In 1936 Bette Davis and Warren William appeared in Satan Met a Lady, a very loose adaptation. Warner Brothers studio owned the rights to Hammett's novel and decided to milk the property for another release. Very little of Hammett's work survived. Then that best known 1941 version has been followed in more recent decades by The Maltese Bippy [1969], a vehicle for Dan Rowan and Dick Martin of Laugh-In fame with Rowan as Sam Smith. In 1975 The Black Bird featured George Seagal as Sam Spade, Jr., in another comedic take. With Hollywood's current fascination with recycle and reuse, a new version could well appear soon. A stage version by Bryan Colley did appear in 2008. 

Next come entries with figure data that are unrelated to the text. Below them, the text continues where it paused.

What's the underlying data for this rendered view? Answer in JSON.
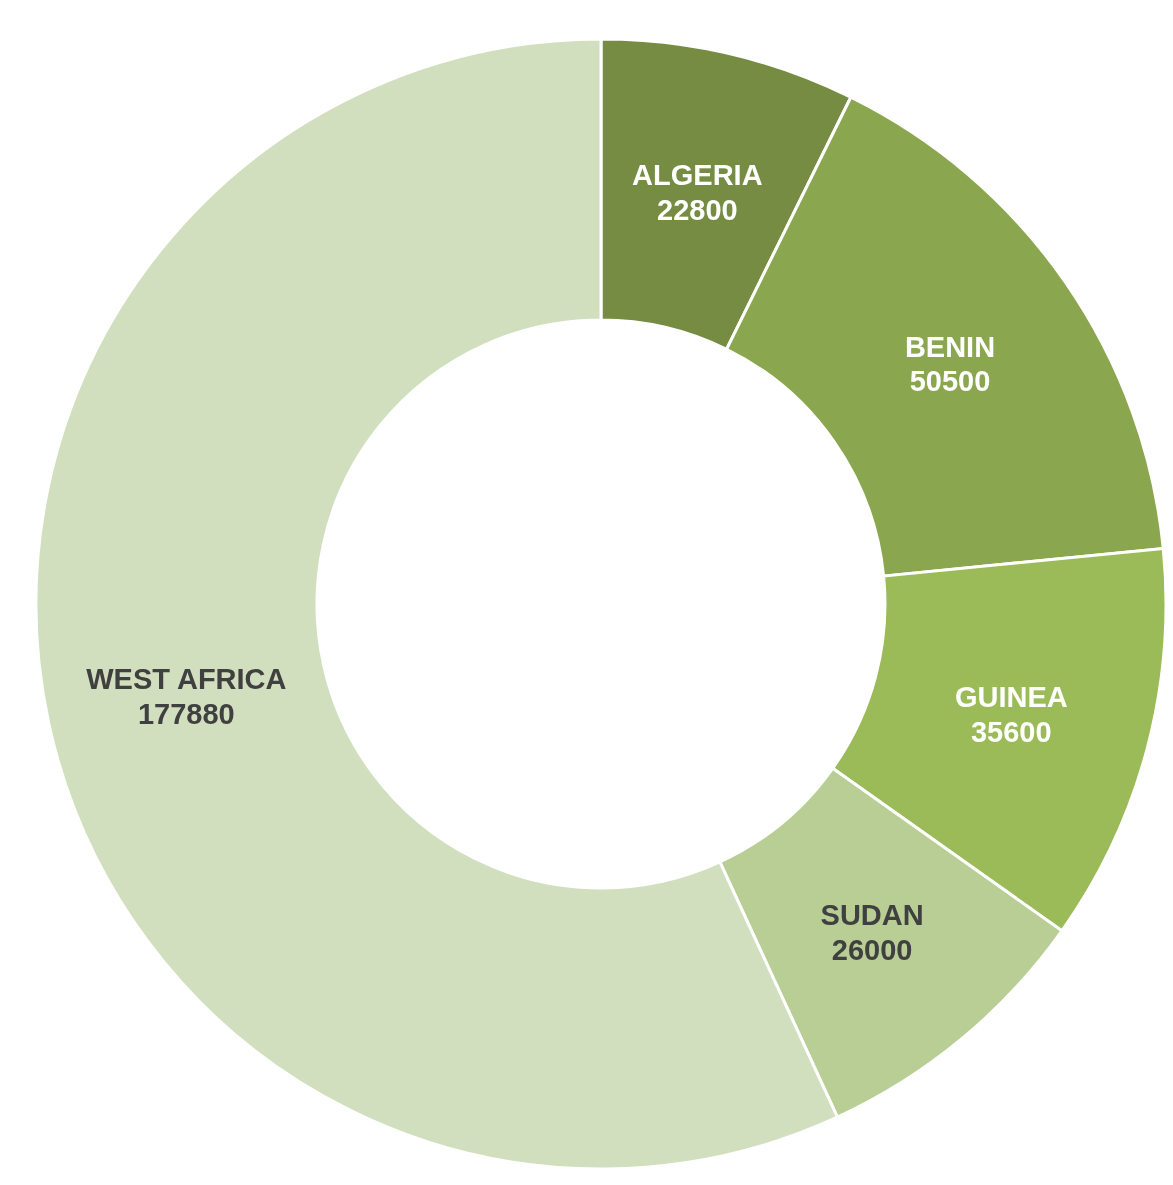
{
  "chart_data": {
    "type": "donut",
    "categories": [
      "ALGERIA",
      "BENIN",
      "GUINEA",
      "SUDAN",
      "WEST AFRICA"
    ],
    "values": [
      22800,
      50500,
      35600,
      26000,
      177880
    ],
    "colors": [
      "#758c42",
      "#8aa64e",
      "#9bbb59",
      "#b9ce95",
      "#d1dfbf"
    ],
    "data_labels": true,
    "legend": false
  }
}
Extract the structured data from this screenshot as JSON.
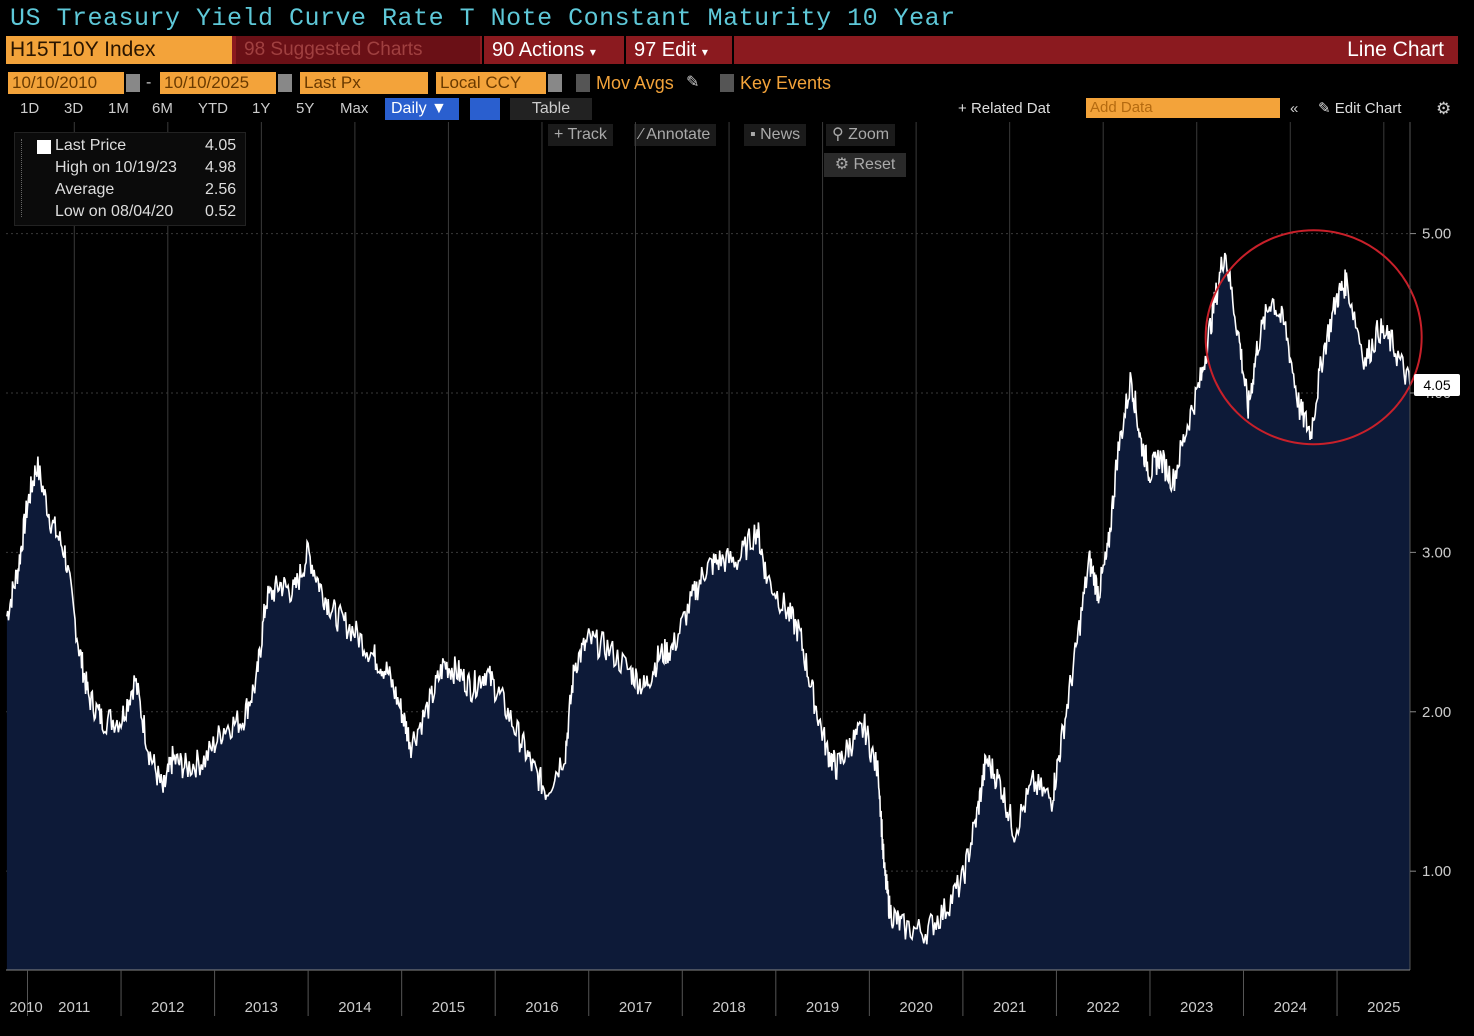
{
  "title": "US Treasury Yield Curve Rate T Note Constant Maturity 10 Year",
  "toolbar": {
    "ticker": "H15T10Y Index",
    "suggested": "98 Suggested Charts",
    "actions": "90 Actions",
    "edit": "97 Edit",
    "chart_type": "Line Chart"
  },
  "controls": {
    "start_date": "10/10/2010",
    "end_date": "10/10/2025",
    "field": "Last Px",
    "currency": "Local CCY",
    "mov_avgs": "Mov Avgs",
    "key_events": "Key Events",
    "periods": [
      "1D",
      "3D",
      "1M",
      "6M",
      "YTD",
      "1Y",
      "5Y",
      "Max"
    ],
    "frequency": "Daily",
    "table": "Table",
    "related": "Related Dat",
    "add_data": "Add Data",
    "edit_chart": "Edit Chart",
    "tools": [
      "Track",
      "Annotate",
      "News",
      "Zoom"
    ],
    "reset": "Reset"
  },
  "legend": {
    "items": [
      {
        "label": "Last Price",
        "value": "4.05"
      },
      {
        "label": "High on 10/19/23",
        "value": "4.98"
      },
      {
        "label": "Average",
        "value": "2.56"
      },
      {
        "label": "Low on 08/04/20",
        "value": "0.52"
      }
    ]
  },
  "colors": {
    "fill": "#0d1a38",
    "line": "#ffffff",
    "circle": "#c8202a",
    "accent": "#f3a33a"
  },
  "chart_data": {
    "type": "area",
    "ylim": [
      0.38,
      5.7
    ],
    "yticks": [
      1.0,
      2.0,
      3.0,
      4.0,
      5.0
    ],
    "ytick_labels": [
      "1.00",
      "2.00",
      "3.00",
      "4.00",
      "5.00"
    ],
    "xlim": [
      2010.77,
      2025.78
    ],
    "xtick_labels": [
      "2010",
      "2011",
      "2012",
      "2013",
      "2014",
      "2015",
      "2016",
      "2017",
      "2018",
      "2019",
      "2020",
      "2021",
      "2022",
      "2023",
      "2024",
      "2025"
    ],
    "last_value_label": "4.05",
    "series": [
      {
        "x": [
          2010.78,
          2010.9,
          2011.0,
          2011.1,
          2011.25,
          2011.4,
          2011.55,
          2011.65,
          2011.8,
          2012.0,
          2012.15,
          2012.3,
          2012.45,
          2012.55,
          2012.7,
          2012.9,
          2013.1,
          2013.3,
          2013.45,
          2013.55,
          2013.7,
          2013.85,
          2014.0,
          2014.15,
          2014.3,
          2014.5,
          2014.7,
          2014.85,
          2015.0,
          2015.1,
          2015.3,
          2015.45,
          2015.6,
          2015.75,
          2015.9,
          2016.05,
          2016.25,
          2016.4,
          2016.55,
          2016.75,
          2016.85,
          2017.0,
          2017.2,
          2017.45,
          2017.6,
          2017.75,
          2017.9,
          2018.1,
          2018.25,
          2018.4,
          2018.6,
          2018.8,
          2018.9,
          2019.1,
          2019.25,
          2019.4,
          2019.55,
          2019.65,
          2019.8,
          2019.95,
          2020.1,
          2020.16,
          2020.22,
          2020.35,
          2020.6,
          2020.8,
          2021.0,
          2021.15,
          2021.25,
          2021.4,
          2021.55,
          2021.75,
          2021.95,
          2022.05,
          2022.2,
          2022.35,
          2022.45,
          2022.55,
          2022.65,
          2022.8,
          2022.9,
          2023.0,
          2023.1,
          2023.25,
          2023.4,
          2023.55,
          2023.67,
          2023.8,
          2023.95,
          2024.05,
          2024.15,
          2024.3,
          2024.45,
          2024.6,
          2024.72,
          2024.85,
          2025.0,
          2025.1,
          2025.3,
          2025.45,
          2025.6,
          2025.78
        ],
        "y": [
          2.6,
          2.9,
          3.3,
          3.55,
          3.2,
          3.0,
          2.4,
          2.1,
          1.95,
          1.95,
          2.2,
          1.75,
          1.5,
          1.7,
          1.65,
          1.7,
          1.9,
          1.95,
          2.2,
          2.7,
          2.8,
          2.75,
          3.0,
          2.75,
          2.6,
          2.5,
          2.35,
          2.25,
          2.0,
          1.8,
          2.05,
          2.3,
          2.25,
          2.15,
          2.25,
          2.1,
          1.85,
          1.65,
          1.5,
          1.75,
          2.3,
          2.45,
          2.4,
          2.25,
          2.15,
          2.35,
          2.4,
          2.7,
          2.9,
          2.95,
          2.95,
          3.15,
          2.85,
          2.65,
          2.5,
          2.1,
          1.75,
          1.65,
          1.8,
          1.9,
          1.6,
          1.0,
          0.75,
          0.65,
          0.62,
          0.75,
          0.95,
          1.35,
          1.7,
          1.55,
          1.25,
          1.55,
          1.45,
          1.8,
          2.35,
          2.95,
          2.75,
          3.0,
          3.6,
          4.1,
          3.7,
          3.5,
          3.6,
          3.45,
          3.8,
          4.1,
          4.5,
          4.9,
          4.35,
          3.9,
          4.3,
          4.6,
          4.4,
          3.9,
          3.75,
          4.25,
          4.6,
          4.7,
          4.2,
          4.4,
          4.3,
          4.05
        ],
        "name": "Last Price"
      }
    ]
  }
}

On February 2, 1943, a serious interpretation of the story was broadcast on the Lux Radio Theatre. Lux [named after its soap sponsor] ran on various networks from 1934 until 1955, adapting Broadway plays in its first two seasons and then films. For eleven of those years the great Cecil B. DeMille introduced the stories, including The Maltese Falcon. That version starred Edward G. Robinson as Sam Spade and Gail Patrick as his female nemesis Miss Wonderly, or Brigid Shaughnessy or whatever. You can read the script of this adaptation here & listen to it on YouTube

And there's the Alabama connection to The Maltese Falcon--Gail Patrick. I've written about Patrick's extensive film career as well as her years as executive producer of the classic Raymond Burr Perry Mason TV series. Patrick was born in 1911 in Birmingham as Margaret LaVelle Fitzgerald. She graduated from Howard College, remained there for a brief period as acting dean of women, then spent two years in law school at the University of Alabama. On impulse she entered a contest by Paramount Studios; although she did not win, she was offered train fare to Hollywood for herself and her brother. She made her film debut in 1932; she died in 1980. She had many prominent acting roles before retiring in 1948. I've also written about her early role as one of the murder victims in the very strange, very fascinating 1934 film Murder at the Vanities. 

I wonder what other radio goodies are to be found in Patrick's career?